L'art participatif repose sur l'idée d'une
communauté, et de la mise en communication de cette communauté.
D'une certaine manière, nous pouvons lui trouver une filiation avec les
différentes expériences des années 80 où les
artistes ont utilisé le minitel en tant que réseau.
Françoise Holtz-Bonneau [HOLTZ-BONNEAU, 1972, p.138] nous en donne un
exemple. Marc Denjean en 1986, lors d'un festival d'arts électroniques,
a proposé un Graffiti-Concert. Il se plaçait en temps
que chef d'orchestre et donnait des instructions typographiques à quatre
graphistes situés en différents lieux parisiens. Le public,
devant son minitel, pouvait participer au spectacle en rédigeant et
envoyant des commentaires qui venaient s'afficher dans une zone
réservée visible par tous les partenaires. Dans ce cas
particulier, la réalisation de l'oeuvre est surtout prise en charge par
les artistes exécutants, le public n'étant que spectateur et
juge.
Bien d'autres artistes ont travaillé sur ce concept
d'art participatif, notamment depuis l'apparition du réseau
Internet. Si nos deux e-BD ne sont que deux créations parmi d'autres
basées sur la même idée, elles en atteignent les
mêmes limites formelles : le schéma proposé est toujours le
même.
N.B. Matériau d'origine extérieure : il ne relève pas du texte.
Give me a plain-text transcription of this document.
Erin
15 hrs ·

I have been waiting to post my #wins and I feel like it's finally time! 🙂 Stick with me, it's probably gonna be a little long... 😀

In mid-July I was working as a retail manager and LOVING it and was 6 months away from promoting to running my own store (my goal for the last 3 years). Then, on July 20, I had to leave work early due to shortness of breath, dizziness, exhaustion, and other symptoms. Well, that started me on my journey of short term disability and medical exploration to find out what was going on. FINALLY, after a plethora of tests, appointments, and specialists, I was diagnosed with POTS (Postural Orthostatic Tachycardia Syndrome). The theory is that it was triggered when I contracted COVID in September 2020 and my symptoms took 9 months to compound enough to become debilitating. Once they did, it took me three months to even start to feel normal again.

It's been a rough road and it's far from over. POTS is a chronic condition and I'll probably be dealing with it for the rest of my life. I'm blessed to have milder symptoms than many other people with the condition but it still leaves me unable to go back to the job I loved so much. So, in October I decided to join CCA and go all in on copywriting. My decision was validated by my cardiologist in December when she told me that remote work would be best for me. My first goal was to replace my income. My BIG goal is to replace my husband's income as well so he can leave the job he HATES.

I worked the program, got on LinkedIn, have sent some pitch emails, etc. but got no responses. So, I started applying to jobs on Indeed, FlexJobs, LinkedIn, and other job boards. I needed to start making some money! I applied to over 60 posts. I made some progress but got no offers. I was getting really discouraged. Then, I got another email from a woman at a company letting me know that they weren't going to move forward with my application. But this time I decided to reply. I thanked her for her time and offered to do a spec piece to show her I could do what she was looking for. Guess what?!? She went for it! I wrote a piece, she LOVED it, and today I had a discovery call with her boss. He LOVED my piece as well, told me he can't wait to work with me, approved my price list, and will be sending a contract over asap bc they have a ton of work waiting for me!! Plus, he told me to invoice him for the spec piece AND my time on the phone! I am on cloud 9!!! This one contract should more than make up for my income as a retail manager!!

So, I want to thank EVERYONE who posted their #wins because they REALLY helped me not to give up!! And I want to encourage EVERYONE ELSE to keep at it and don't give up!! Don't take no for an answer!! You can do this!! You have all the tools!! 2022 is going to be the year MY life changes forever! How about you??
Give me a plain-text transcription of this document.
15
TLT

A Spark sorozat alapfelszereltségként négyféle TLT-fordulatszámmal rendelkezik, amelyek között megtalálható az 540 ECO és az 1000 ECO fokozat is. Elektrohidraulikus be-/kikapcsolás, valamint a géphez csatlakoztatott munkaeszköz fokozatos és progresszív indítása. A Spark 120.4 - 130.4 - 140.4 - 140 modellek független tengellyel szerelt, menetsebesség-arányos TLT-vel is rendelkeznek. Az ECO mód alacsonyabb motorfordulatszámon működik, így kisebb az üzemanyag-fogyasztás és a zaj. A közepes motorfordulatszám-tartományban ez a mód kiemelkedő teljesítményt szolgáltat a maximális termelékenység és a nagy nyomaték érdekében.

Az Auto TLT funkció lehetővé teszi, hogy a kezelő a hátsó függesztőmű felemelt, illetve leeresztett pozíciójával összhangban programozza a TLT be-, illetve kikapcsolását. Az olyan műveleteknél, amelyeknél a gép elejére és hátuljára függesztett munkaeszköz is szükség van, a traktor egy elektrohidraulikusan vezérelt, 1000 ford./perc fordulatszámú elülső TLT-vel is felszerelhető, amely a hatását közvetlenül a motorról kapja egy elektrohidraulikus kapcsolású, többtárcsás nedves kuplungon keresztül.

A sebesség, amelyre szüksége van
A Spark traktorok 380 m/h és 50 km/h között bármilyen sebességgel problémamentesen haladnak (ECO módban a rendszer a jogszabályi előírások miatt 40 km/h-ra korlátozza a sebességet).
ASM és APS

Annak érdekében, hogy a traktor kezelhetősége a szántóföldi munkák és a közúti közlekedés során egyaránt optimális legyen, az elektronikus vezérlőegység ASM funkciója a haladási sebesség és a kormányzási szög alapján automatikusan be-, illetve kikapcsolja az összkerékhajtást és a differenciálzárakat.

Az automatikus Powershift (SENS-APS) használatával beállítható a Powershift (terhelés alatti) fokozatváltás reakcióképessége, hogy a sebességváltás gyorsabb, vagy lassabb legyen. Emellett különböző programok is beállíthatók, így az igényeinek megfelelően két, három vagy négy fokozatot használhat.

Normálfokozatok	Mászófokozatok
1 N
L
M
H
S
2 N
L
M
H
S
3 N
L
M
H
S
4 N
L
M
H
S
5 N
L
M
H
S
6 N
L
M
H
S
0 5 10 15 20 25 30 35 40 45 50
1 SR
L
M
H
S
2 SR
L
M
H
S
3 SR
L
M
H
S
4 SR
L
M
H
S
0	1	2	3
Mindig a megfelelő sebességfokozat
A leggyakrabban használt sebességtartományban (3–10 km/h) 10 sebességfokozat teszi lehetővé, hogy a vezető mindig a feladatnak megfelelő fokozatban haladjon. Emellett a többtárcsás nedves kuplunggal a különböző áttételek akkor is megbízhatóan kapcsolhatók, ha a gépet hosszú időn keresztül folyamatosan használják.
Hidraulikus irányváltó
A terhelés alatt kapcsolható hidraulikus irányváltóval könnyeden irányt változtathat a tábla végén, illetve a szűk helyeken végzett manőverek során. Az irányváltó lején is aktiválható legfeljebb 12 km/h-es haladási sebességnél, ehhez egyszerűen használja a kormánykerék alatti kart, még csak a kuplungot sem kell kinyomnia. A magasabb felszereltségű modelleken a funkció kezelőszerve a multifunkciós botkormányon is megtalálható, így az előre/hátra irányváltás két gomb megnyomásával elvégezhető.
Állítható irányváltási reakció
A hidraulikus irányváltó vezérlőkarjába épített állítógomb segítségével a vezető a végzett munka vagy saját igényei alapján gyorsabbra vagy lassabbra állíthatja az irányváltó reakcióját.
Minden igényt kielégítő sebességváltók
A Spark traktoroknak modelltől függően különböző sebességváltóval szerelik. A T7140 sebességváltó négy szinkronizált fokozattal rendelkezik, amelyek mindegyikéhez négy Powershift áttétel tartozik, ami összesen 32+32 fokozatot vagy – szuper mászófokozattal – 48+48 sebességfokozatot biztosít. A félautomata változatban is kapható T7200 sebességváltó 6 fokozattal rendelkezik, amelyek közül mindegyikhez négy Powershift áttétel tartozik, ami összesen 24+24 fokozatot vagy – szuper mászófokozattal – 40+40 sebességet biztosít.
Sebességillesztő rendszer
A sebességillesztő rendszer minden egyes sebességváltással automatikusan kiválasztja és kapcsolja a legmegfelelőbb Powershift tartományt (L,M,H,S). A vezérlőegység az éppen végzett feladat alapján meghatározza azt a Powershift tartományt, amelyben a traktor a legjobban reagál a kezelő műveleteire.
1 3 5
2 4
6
Il y a un initiateur (l'artiste) qui propose un thème, un
public actif qui fournit le contenu et un public passif qui va voir le
résultat, sans réellement s'impliquer.
Encore du déjà vu, alors ? Certes, mais sur
l'ensemble des oeuvres sur Internet, appelées généralement
« net.art », et non dans la sphère traditionnelle de
création BD.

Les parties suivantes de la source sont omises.